■本格ファンタジーなSDロボットアニメ『覇王大系リューナイト』

 前述の『魔神英雄伝ワタル』と方向性の違いで比較されがちなのが、1994年から放送された『覇王大系リューナイト』だ。『魔神英雄伝ワタル』と同じく巨大ロボットもののSDロボットアニメだが、やや対象年齢が高く、シリアス寄りのストーリーが描かれたのが『覇王大系リューナイト』である。

 オーソドックスな中世ファンタジー世界を舞台としており、SDロボット要素を除くと、『ロードス島戦記』や『ロード・オブ・ザ・リング』のような王道ファンタジー作品となる。

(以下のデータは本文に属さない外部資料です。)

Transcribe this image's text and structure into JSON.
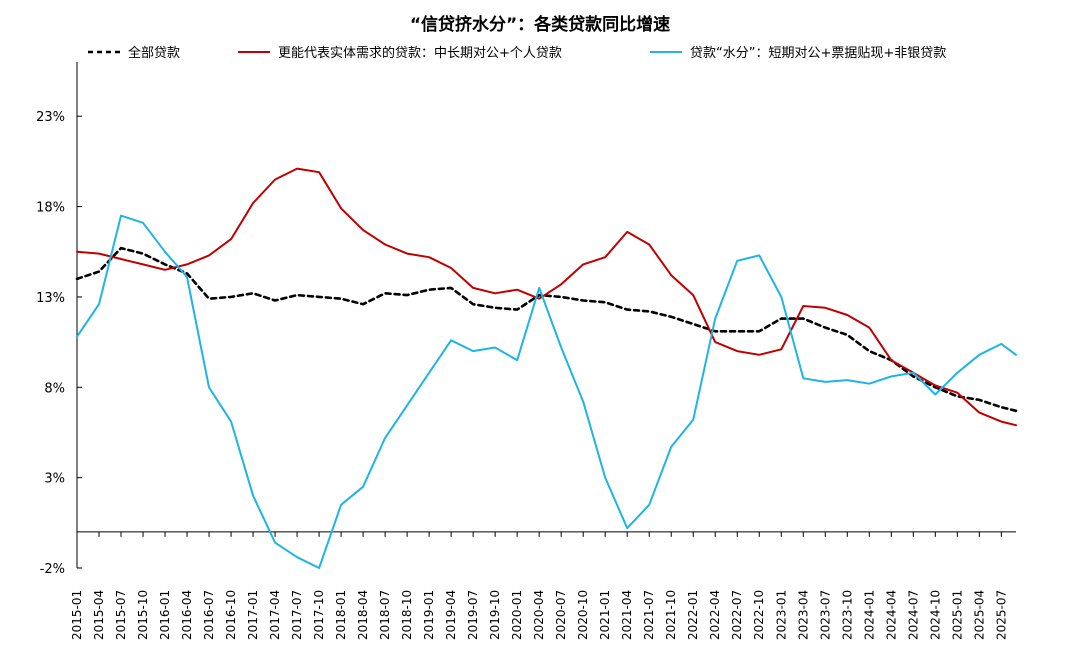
{
  "chart_data": {
    "type": "line",
    "title": "“信贷挤水分”：各类贷款同比增速",
    "xlabel": "",
    "ylabel": "",
    "ylim": [
      -2,
      26
    ],
    "yticks": [
      -2,
      3,
      8,
      13,
      18,
      23
    ],
    "ytick_labels": [
      "-2%",
      "3%",
      "8%",
      "13%",
      "18%",
      "23%"
    ],
    "x": [
      "2015-01",
      "2015-04",
      "2015-07",
      "2015-10",
      "2016-01",
      "2016-04",
      "2016-07",
      "2016-10",
      "2017-01",
      "2017-04",
      "2017-07",
      "2017-10",
      "2018-01",
      "2018-04",
      "2018-07",
      "2018-10",
      "2019-01",
      "2019-04",
      "2019-07",
      "2019-10",
      "2020-01",
      "2020-04",
      "2020-07",
      "2020-10",
      "2021-01",
      "2021-04",
      "2021-07",
      "2021-10",
      "2022-01",
      "2022-04",
      "2022-07",
      "2022-10",
      "2023-01",
      "2023-04",
      "2023-07",
      "2023-10",
      "2024-01",
      "2024-04",
      "2024-07",
      "2024-10",
      "2025-01",
      "2025-04",
      "2025-07",
      "2025-09"
    ],
    "xtick_labels": [
      "2015-01",
      "2015-04",
      "2015-07",
      "2015-10",
      "2016-01",
      "2016-04",
      "2016-07",
      "2016-10",
      "2017-01",
      "2017-04",
      "2017-07",
      "2017-10",
      "2018-01",
      "2018-04",
      "2018-07",
      "2018-10",
      "2019-01",
      "2019-04",
      "2019-07",
      "2019-10",
      "2020-01",
      "2020-04",
      "2020-07",
      "2020-10",
      "2021-01",
      "2021-04",
      "2021-07",
      "2021-10",
      "2022-01",
      "2022-04",
      "2022-07",
      "2022-10",
      "2023-01",
      "2023-04",
      "2023-07",
      "2023-10",
      "2024-01",
      "2024-04",
      "2024-07",
      "2024-10",
      "2025-01",
      "2025-04",
      "2025-07"
    ],
    "legend_position": "top",
    "grid": false,
    "series": [
      {
        "name": "全部贷款",
        "color": "#000000",
        "style": "dashed",
        "values": [
          14.0,
          14.4,
          15.7,
          15.4,
          14.8,
          14.3,
          12.9,
          13.0,
          13.2,
          12.8,
          13.1,
          13.0,
          12.9,
          12.6,
          13.2,
          13.1,
          13.4,
          13.5,
          12.6,
          12.4,
          12.3,
          13.1,
          13.0,
          12.8,
          12.7,
          12.3,
          12.2,
          11.9,
          11.5,
          11.1,
          11.1,
          11.1,
          11.8,
          11.8,
          11.3,
          10.9,
          10.0,
          9.5,
          8.6,
          8.0,
          7.5,
          7.3,
          6.9,
          6.7
        ]
      },
      {
        "name": "更能代表实体需求的贷款：中长期对公+个人贷款",
        "color": "#C00000",
        "style": "solid",
        "values": [
          15.5,
          15.4,
          15.1,
          14.8,
          14.5,
          14.8,
          15.3,
          16.2,
          18.2,
          19.5,
          20.1,
          19.9,
          17.9,
          16.7,
          15.9,
          15.4,
          15.2,
          14.6,
          13.5,
          13.2,
          13.4,
          12.9,
          13.7,
          14.8,
          15.2,
          16.6,
          15.9,
          14.2,
          13.1,
          10.5,
          10.0,
          9.8,
          10.1,
          12.5,
          12.4,
          12.0,
          11.3,
          9.5,
          8.8,
          8.1,
          7.7,
          6.6,
          6.1,
          5.9
        ]
      },
      {
        "name": "贷款“水分”：短期对公+票据贴现+非银贷款",
        "color": "#1EB4E6",
        "style": "solid",
        "values": [
          10.8,
          12.6,
          17.5,
          17.1,
          15.5,
          14.1,
          8.0,
          6.1,
          2.0,
          -0.6,
          -1.4,
          -2.0,
          1.5,
          2.5,
          5.2,
          7.0,
          8.8,
          10.6,
          10.0,
          10.2,
          9.5,
          13.5,
          10.2,
          7.2,
          3.0,
          0.2,
          1.5,
          4.7,
          6.2,
          11.8,
          15.0,
          15.3,
          13.0,
          8.5,
          8.3,
          8.4,
          8.2,
          8.6,
          8.8,
          7.6,
          8.8,
          9.8,
          10.4,
          9.8
        ]
      }
    ]
  }
}
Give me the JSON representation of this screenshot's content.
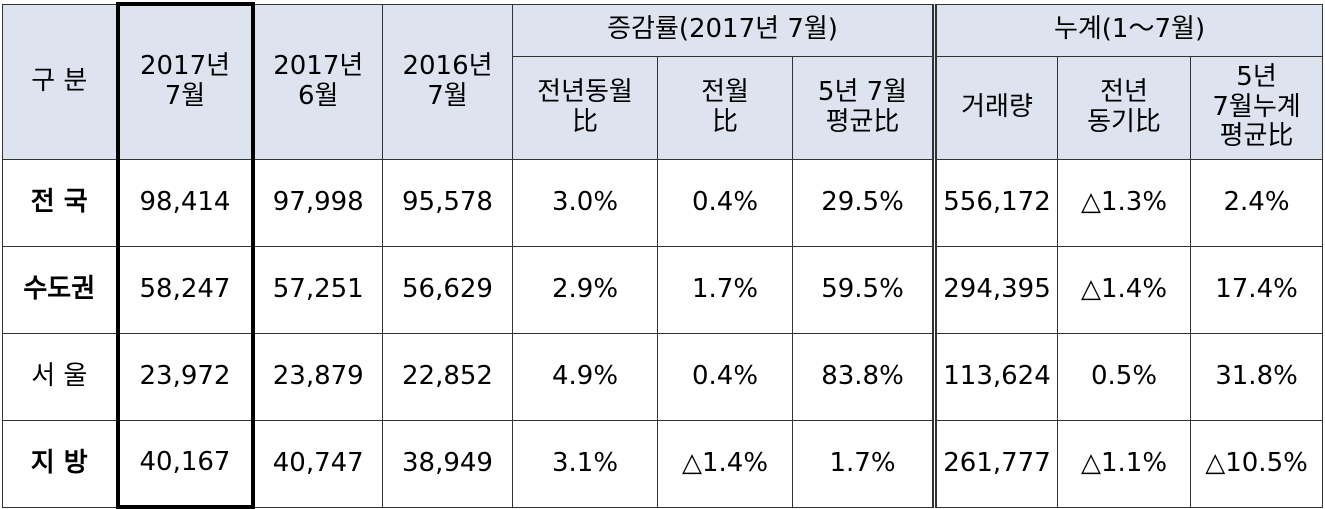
{
  "header": {
    "category": "구 분",
    "columns": [
      "2017년\n7월",
      "2017년\n6월",
      "2016년\n7월"
    ],
    "growth": {
      "title": "증감률(2017년 7월)",
      "columns": [
        "전년동월\n比",
        "전월\n比",
        "5년 7월\n평균比"
      ]
    },
    "cumulative": {
      "title": "누계(1～7월)",
      "columns": [
        "거래량",
        "전년\n동기比",
        "5년\n7월누계\n평균比"
      ]
    }
  },
  "rows": [
    {
      "label": "전 국",
      "values": [
        "98,414",
        "97,998",
        "95,578",
        "3.0%",
        "0.4%",
        "29.5%",
        "556,172",
        "△1.3%",
        "2.4%"
      ]
    },
    {
      "label": "수도권",
      "values": [
        "58,247",
        "57,251",
        "56,629",
        "2.9%",
        "1.7%",
        "59.5%",
        "294,395",
        "△1.4%",
        "17.4%"
      ]
    },
    {
      "label": "서 울",
      "values": [
        "23,972",
        "23,879",
        "22,852",
        "4.9%",
        "0.4%",
        "83.8%",
        "113,624",
        "0.5%",
        "31.8%"
      ]
    },
    {
      "label": "지 방",
      "values": [
        "40,167",
        "40,747",
        "38,949",
        "3.1%",
        "△1.4%",
        "1.7%",
        "261,777",
        "△1.1%",
        "△10.5%"
      ]
    }
  ]
}
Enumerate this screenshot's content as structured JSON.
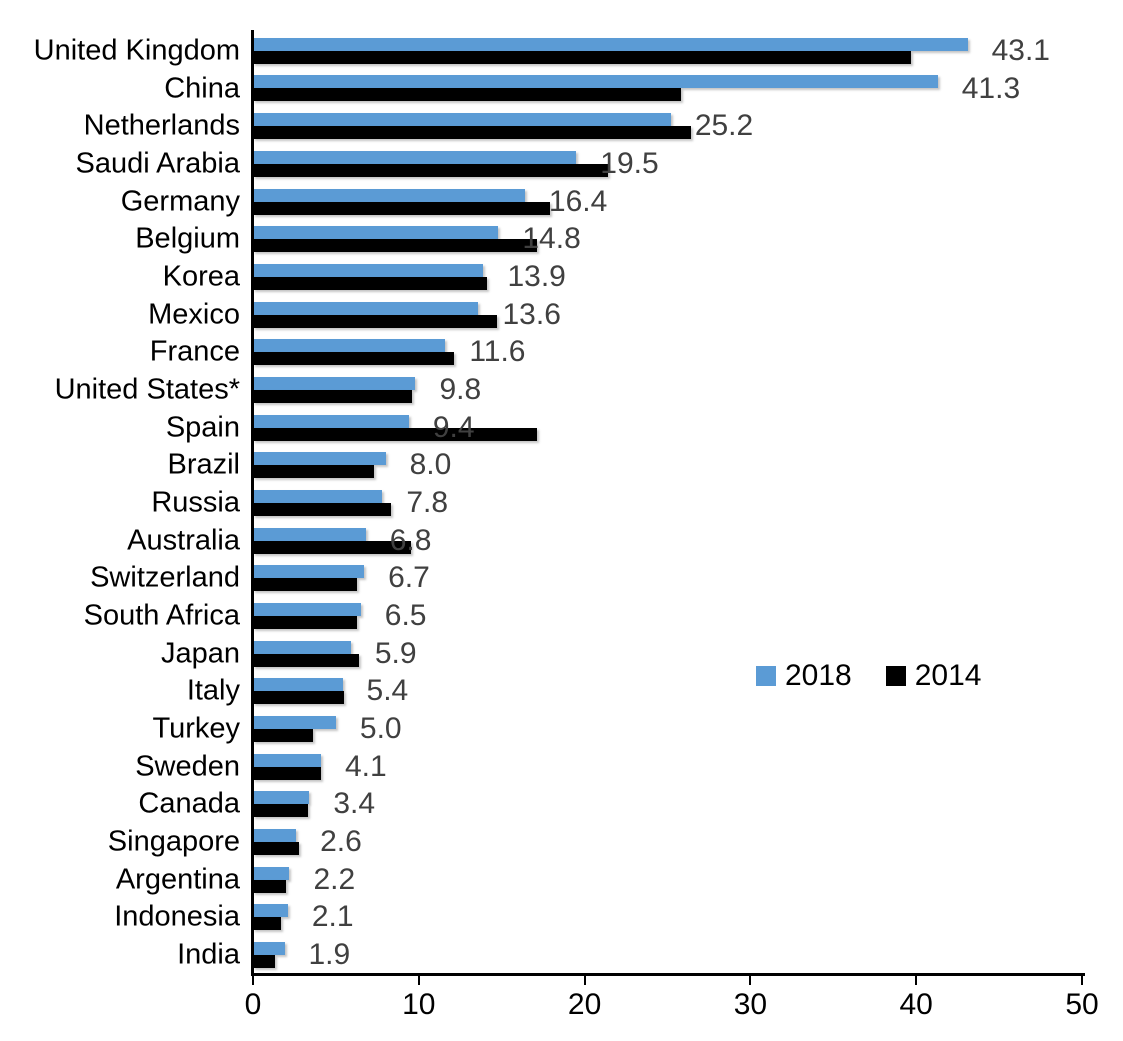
{
  "chart_data": {
    "type": "bar",
    "orientation": "horizontal",
    "title": "",
    "xlabel": "",
    "ylabel": "",
    "xlim": [
      0,
      50
    ],
    "x_ticks": [
      0,
      10,
      20,
      30,
      40,
      50
    ],
    "grid": false,
    "legend_position": "middle-right",
    "value_label_series": "2018",
    "value_label_color": "#404040",
    "categories": [
      "United Kingdom",
      "China",
      "Netherlands",
      "Saudi Arabia",
      "Germany",
      "Belgium",
      "Korea",
      "Mexico",
      "France",
      "United States*",
      "Spain",
      "Brazil",
      "Russia",
      "Australia",
      "Switzerland",
      "South Africa",
      "Japan",
      "Italy",
      "Turkey",
      "Sweden",
      "Canada",
      "Singapore",
      "Argentina",
      "Indonesia",
      "India"
    ],
    "series": [
      {
        "name": "2018",
        "color": "#5B9BD5",
        "values": [
          43.1,
          41.3,
          25.2,
          19.5,
          16.4,
          14.8,
          13.9,
          13.6,
          11.6,
          9.8,
          9.4,
          8.0,
          7.8,
          6.8,
          6.7,
          6.5,
          5.9,
          5.4,
          5.0,
          4.1,
          3.4,
          2.6,
          2.2,
          2.1,
          1.9
        ]
      },
      {
        "name": "2014",
        "color": "#000000",
        "values": [
          39.7,
          25.8,
          26.4,
          21.4,
          17.9,
          17.1,
          14.1,
          14.7,
          12.1,
          9.6,
          17.1,
          7.3,
          8.3,
          9.5,
          6.3,
          6.3,
          6.4,
          5.5,
          3.6,
          4.1,
          3.3,
          2.8,
          2.0,
          1.7,
          1.3
        ]
      }
    ],
    "value_labels": [
      "43.1",
      "41.3",
      "25.2",
      "19.5",
      "16.4",
      "14.8",
      "13.9",
      "13.6",
      "11.6",
      "9.8",
      "9.4",
      "8.0",
      "7.8",
      "6.8",
      "6.7",
      "6.5",
      "5.9",
      "5.4",
      "5.0",
      "4.1",
      "3.4",
      "2.6",
      "2.2",
      "2.1",
      "1.9"
    ],
    "legend": [
      {
        "label": "2018",
        "color": "#5B9BD5"
      },
      {
        "label": "2014",
        "color": "#000000"
      }
    ]
  }
}
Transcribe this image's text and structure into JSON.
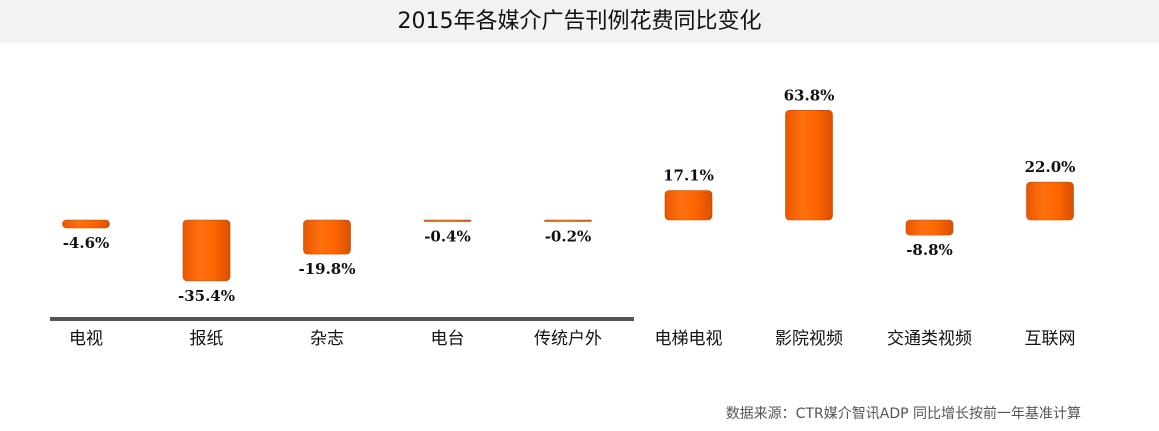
{
  "chart_data": {
    "type": "bar",
    "title": "2015年各媒介广告刊例花费同比变化",
    "categories": [
      "电视",
      "报纸",
      "杂志",
      "电台",
      "传统户外",
      "电梯电视",
      "影院视频",
      "交通类视频",
      "互联网"
    ],
    "values": [
      -4.6,
      -35.4,
      -19.8,
      -0.4,
      -0.2,
      17.1,
      63.8,
      -8.8,
      22.0
    ],
    "value_labels": [
      "-4.6%",
      "-35.4%",
      "-19.8%",
      "-0.4%",
      "-0.2%",
      "17.1%",
      "63.8%",
      "-8.8%",
      "22.0%"
    ],
    "xlabel": "",
    "ylabel": "",
    "ylim": [
      -60,
      70
    ],
    "bar_color": "#ff6600",
    "grid": false,
    "legend": "none"
  },
  "source_note": "数据来源：CTR媒介智讯ADP 同比增长按前一年基准计算"
}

 同作の特徴はなんといっても「リュー」と呼ばれるSDロボットの要素。主人公の「アデュー」は、作品タイトルにもなっている「リューナイト・ゼファー」に搭乗して戦うことになる。

 他のリューには「リューメイジ・マジドーラ」や「リューガンナー・デリンガー」などがあるが、名前の中間部分にクラス名、最後に名前が来るという法則になっている。クラスチェンジするとそれぞれ、「リューパラディン・ロードゼファー」、「リューウィザード・マジドーラ」「リューワイアット・デリンガー」となる。シリアス展開はあるものの、中世ファンタジー要素が色濃く導入されたデザインと設定が当時の子どもを魅了した。

 原作者である伊東岳彦氏による漫画が『月刊Vジャンプ』で連載。またOVAである『アデュー・レジェンド』は、テレビアニメ版のストーリーを更に対象年齢を上げ、シリアスにしたもので、こちらもテレビアニメ版とは違った楽しみ方ができるアニメだ。

 今はめっきり見なくなったSDロボットアニメだが、王道作品が多く、またどれもユニークな要素が詰め込まれている。親しみがあるかわいいデザインだけでなく、普遍的な魅力を持つアニメばかりだった。